Predictors of aetiology and outcomes of acute gastrointestinal illness in returning travellers: a retrospective cohort analysis

BMC Infect Dis. 2021 Jun 23;21(1):599. doi: 10.1186/s12879-021-06223-3.

Robert A Lever 1 2, Louis Tapper # 3, Sophie Skarbek # 3, Peter L Chiodini 4 5, Margaret Armstrong 4, Robin L Bailey 4 5


Author information

  • 1Hospital for Tropical Diseases, Maple House, Tottenham Court Road, London, UK. r.lever@ucl.ac.uk.
  • 2University College London Division of Infection and Immunity, London, UK. r.lever@ucl.ac.uk.
  • 3University College London Medical School, London, UK.
  • 4Hospital for Tropical Diseases, Maple House, Tottenham Court Road, London, UK.
  • 5London School of Hygiene and Tropical Medicine, London, UK.

#Contributed equally.


Background: Gastrointestinal illness is a major cause of morbidity in travellers and is a common reason for presentation to healthcare services on return. Whilst the aetiology of imported gastrointestinal disease is predominantly infectious, outcomes are variable due to a range of phenomena such as post-infectious irritable bowel syndrome, drug resistance and occult pathology (both infectious and non-infectious). Previous studies have focussed on predictors of aetiology of gastrointestinal disease in travellers; we present a retrospective study combining both aetiological and early outcome data in a large cohort of returned travellers.

Method: We identified 1450 patients who attended our post-travel walk-in clinic with gastrointestinal symptoms between 2010 and 2016. Demographic, travel, clinical and laboratory data was collected through case note review. Logistic regression analysis to examine correlates of aetiology and outcome were performed in R (CRAN Project 2017).

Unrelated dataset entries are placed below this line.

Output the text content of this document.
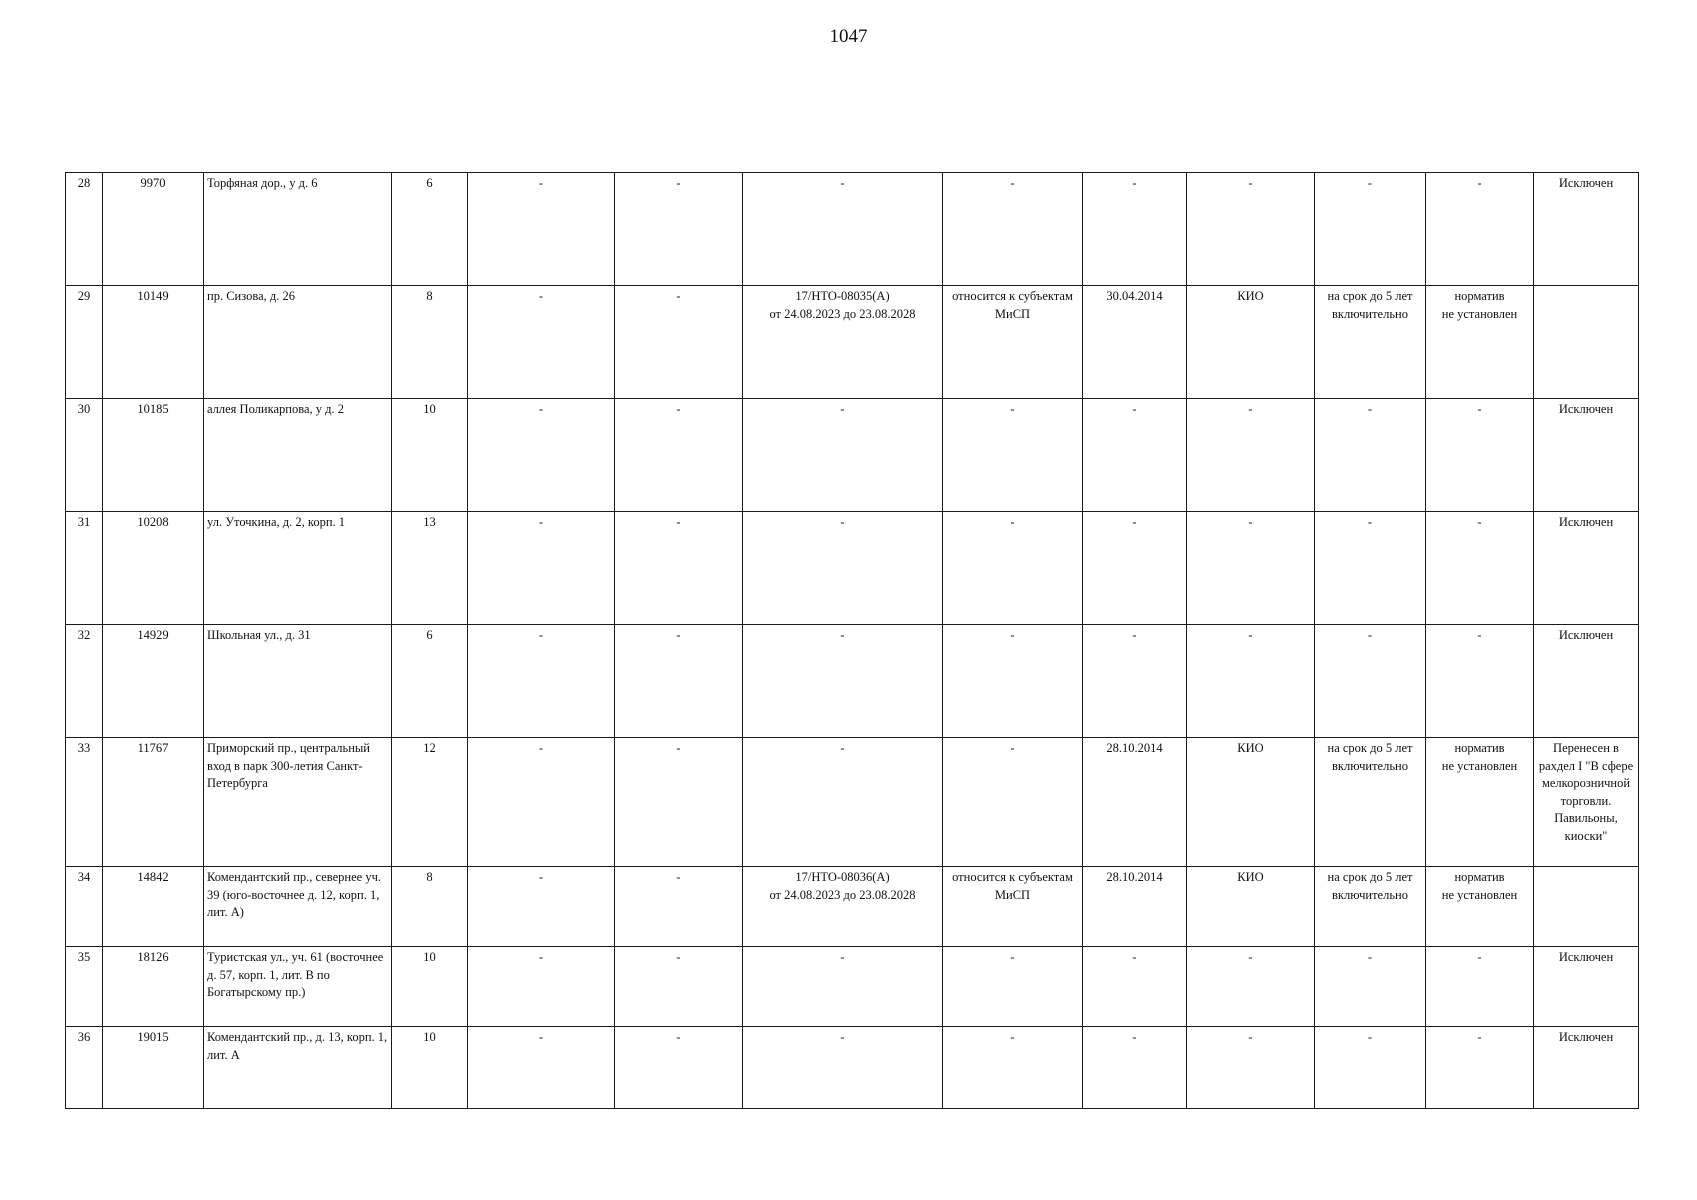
1047
28	9970	Торфяная дор., у д. 6	6	-	-	-	-	-	-	-	-	Исключен
29	10149	пр. Сизова, д. 26	8	-	-	17/НТО-08035(А)
от 24.08.2023 до 23.08.2028	относится к субъектам
МиСП	30.04.2014	КИО	на срок до 5 лет
включительно	норматив
не установлен	
30	10185	аллея Поликарпова, у д. 2	10	-	-	-	-	-	-	-	-	Исключен
31	10208	ул. Уточкина, д. 2, корп. 1	13	-	-	-	-	-	-	-	-	Исключен
32	14929	Школьная ул., д. 31	6	-	-	-	-	-	-	-	-	Исключен
33	11767	Приморский пр., центральный вход в парк 300-летия Санкт-Петербурга	12	-	-	-	-	28.10.2014	КИО	на срок до 5 лет
включительно	норматив
не установлен	Перенесен в рахдел I "В сфере мелкорозничной торговли. Павильоны, киоски"
34	14842	Комендантский пр., севернее уч. 39 (юго-восточнее д. 12, корп. 1, лит. А)	8	-	-	17/НТО-08036(А)
от 24.08.2023 до 23.08.2028	относится к субъектам
МиСП	28.10.2014	КИО	на срок до 5 лет
включительно	норматив
не установлен	
35	18126	Туристская ул., уч. 61 (восточнее д. 57, корп. 1, лит. В по Богатырскому пр.)	10	-	-	-	-	-	-	-	-	Исключен
36	19015	Комендантский пр., д. 13, корп. 1, лит. А	10	-	-	-	-	-	-	-	-	Исключен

Results: Of 1450 patients in our cohort 153 reported bloody diarrhoea and 1081 (74.6%) reported non-bloody diarrhoea. A definitive microbiological diagnosis was made in 310 (20.8%) of which 137 (9.4%) had a parasite identified and 111 (7.7%) had a bacterial cause identified. Factors associated with a parasitological diagnosis included history of travel to South Asia (aOR = 2.55; 95%CI 1.75-3.70, p < 0.0001) and absence of bloody diarrhoea (aOR = 0.22; 95%CI 0.066-0.53, p < 0.005). Factors associated with a bacteriological diagnosis included male gender (aOR = 1.69; 95%CI 1.10-2.62, p < 0.05), an age < 37 years on presentation (aOR = 2.04; 95%CI 1.25-3.43, p < 0.01), white cells on stool microscopy (aOR = 3.52; 95%CI 2.09-5.86, p < 0.0001) and a C-reactive protein level of >5iu/dL (aOR = 4.68; 95%CI 2.91-7.72, p < 0.0001). The majority (1235/1450, 82.6%) reported full symptomatic resolution by the first follow up visit; factors associated with lack of symptomatic resolution included female gender (aOR = 1.45 95%CI 1.06-1.99, p < 0.05), dysenteric diarrhoea (aOR = 2.14 (95%CI 1.38-3.25, p < 0.0005) and elevated peripheral leukocyte count (aOR = 1.58 95%CI 1.02-2.40, p < 0.05).

Conclusions: In a cohort of returned travellers, we were able to identify multiple factors that are correlated with both aetiology and outcome of imported gastrointestinal syndromes. We predict these data will be valuable in the development of diagnostic and therapeutic pathways for patients with imported gastrointestinal infections.